Train Documentation Packages at Toronto Yard

At the end of June an initiative was started at Toronto Yard where the documentation for each train is placed into one envelope by the Outward Clerk. A checklist, indicating that all documents are present, is stapled to the front of each envelope and is signed by the Clerk responsible.

Each Train Documents Envelope contains:

The purpose of this procedure is to reduce terminal detention time. Documents should [be] reviewed only after getting on the engines of the train.

It is not disputed that on the evening in question Conductor Bangert did not follow the procedure outlined above. It is common ground that there were irregularities in the paperwork which was provided to him, and that the envelope which he was handed was not signed by the clerk, and did not have attached to it a checklist indicating all documents as being present. Faced with those irregularities on the face of the envelope, Mr. Bangert determined to clarify the matter himself in the Yard Office. That occasioned a delay, by reason of which he did not arrive at the shop track until 2355 hours. The Company takes the position that, in light of the directions contained in Bulletin No. 180, Conductor Bangert should have taken the documentation as it was handed to him, proceeded directly to obtain his locomotive power, and to iron out any difficulties with respect to the documentation once he was aboard his locomotive unit.
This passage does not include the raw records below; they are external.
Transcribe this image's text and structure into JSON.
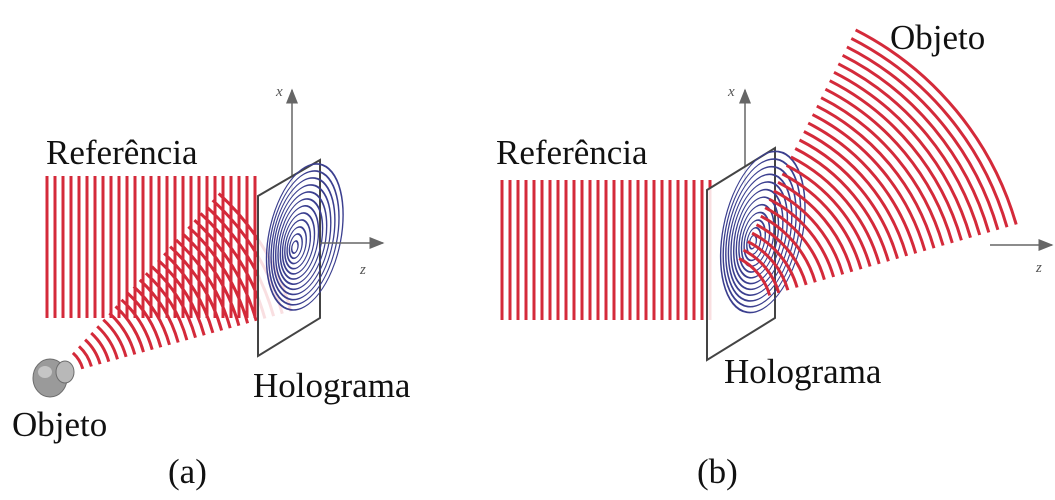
{
  "panels": [
    {
      "id": "a",
      "caption": "(a)",
      "reference_label": "Referência",
      "hologram_label": "Holograma",
      "object_label": "Objeto",
      "axis_x": "x",
      "axis_z": "z"
    },
    {
      "id": "b",
      "caption": "(b)",
      "reference_label": "Referência",
      "hologram_label": "Holograma",
      "object_label": "Objeto",
      "axis_x": "x",
      "axis_z": "z"
    }
  ],
  "colors": {
    "wave": "#d42a3a",
    "fringes": "#3b3f8f",
    "plate": "#444444",
    "axis": "#666666",
    "text": "#111111"
  }
}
The Arbitrator is satisfied that with respect to the procedure which should have been followed, the Company is obviously correct. There is, however, some ambiguity in the situation which Conductor Bangert faced on the evening in question, particularly in light of the fact that the procedure under Bulletin No. 180 was still relatively new. The new system appears to be premised upon a proper checklist, signed by the clerk, being attached to the envelope given to a train’s conductor. There is no indication in the bulletin itself as to how a person might proceed if that checklist was itself missing.

The Union argues that the final paragraph of Bulletin No. 180, using the word "should" is something less than a mandatory direction to the members of a train crew. The Arbitrator cannot accept that argument. Plainly, the phrase "documents should be viewed only after getting on the engines" is clearly limiting, obviously indicating that the documents are not to be reviewed anywhere else, including the General Yard Office. Given the time-sensitive nature of railway operations, the grievor knew, or reasonably should have known, that it was his obligation to comply with the ultimate directive in Bulletin No. 180, and to take the documentation, such as it may have been, directly to the locomotive power before reviewing it for its adequacy.

In the circumstances, however, and in particular in light of the mitigating fact that Bulletin No. 180 was in its earliest stages of implementation, I am satisfied that this is an appropriate case for a substitution of penalty. In my view, given the circumstances, a written reprimand or caution would have been sufficient to bring to the grievor’s attention the necessity of proceeding with dispatch to his locomotive power, and henceforth removing any issue of clarifying or correcting documentation from the confines of the General Yard Office. Such a reprimand would plainly be sufficient to put the grievor on notice that any recurrence of delay similar to that of August 12, 1995 would attract a more serious measure of discipline in the form of demerits.

The grievance is therefore allowed, in part. The Arbitrator directs that the Company remove the ten demerits assessed against Conductor Bangert, and substitute a written reprimand or caution.